If At First You Don’t Succeed, Press “Up” Again and Again: The Interesting Impressions of The Last Story

The Last Story, released in 2011 or 2012, depending on where you live, is a JRPG that was, arguably, the Wii’s last hurrah before we all really and truly switched to the next generation of consoles. If you think the name The Last Story sounds like a clunky translation of Final Fantasy, you’re partly correct! This JRPG was developed by Hironobu Sakaguchi, the creator of the original Final Fantasy, with music by Nobou Uematsu, who among his credits is, of course, Final Fantasy.

I honestly don’t remember what drew me to The Last Story. I’m not a huge fan of JRPGs, I have two Final Fantasy games waiting for me to return to them, one of which I am most definitely not returning to ever, and… Yeah I don’t know.

When I bought my Wii, I admit it was a few years after the release date, and only because I really wanted to play The Legend of Zelda: Twilight Princess, having not had a GameCube, and with the promise of Skyward Sword on the horizon. Of course, buying a console for just two games seemed wasteful, so I looked around for some others. I… maybe was drawn to the woman on the cover, thinking her to be the playable character? That sounds like something I would do. I became interested in Final Fantasy XIII for the same reason, so I am just a simple gamer that way, I guess.

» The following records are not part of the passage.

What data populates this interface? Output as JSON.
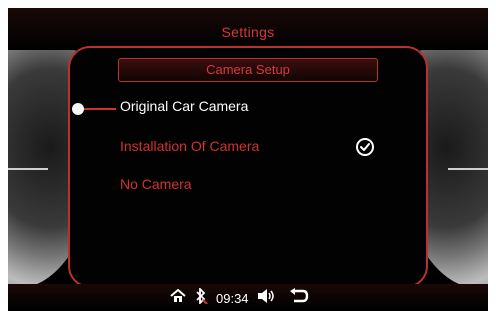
{
  "header": {
    "title": "Settings"
  },
  "panel": {
    "subtitle": "Camera Setup",
    "options": [
      {
        "label": "Original Car Camera",
        "state": "focused"
      },
      {
        "label": "Installation Of Camera",
        "state": "checked"
      },
      {
        "label": "No Camera",
        "state": "normal"
      }
    ]
  },
  "status_bar": {
    "time": "09:34",
    "icons": [
      "home-icon",
      "bluetooth-off-icon",
      "speaker-icon",
      "back-icon"
    ]
  },
  "colors": {
    "accent": "#d13131",
    "text_selected": "#ffffff",
    "background": "#000000"
  }
}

In any case, I finally dusted it off and popped it into the Wii, after a few false starts of trying to hook it into my Hauppauge so I could take screenshots. When that failed, I did the old standby of “take pictures of the screen,” so welcome back to the late 1990s (or maybe the early 2000s).

Full disclosure, I didn’t finish the game, and it might gently be put on my DNF pile, but I made it about 10 hours in before calling it quits. So this is just an impressions post, rather than a full Interesting Case of… breakdown.

Unmarked spoilers below, so proceed at your own risk.

spoilers

What’s It All About?

The Last Story is a story of a group of lovable mercenaries with aspirations of becoming knights in the kingdom of Lazulis (or not. Some of them sort of like their merry band of mercenary life). They have lovely mercenary adventures until Zael, the man character and definitely not the person on the box, stumbled across an object that gives him magical powers. They meet a mysterious woman (I think the woman on the cover?) who turns out to be a mage, who turns out to be a princess (?) and is voiced by the same woman who voices Samantha Traynor so I’m just glad she and her voice are there. 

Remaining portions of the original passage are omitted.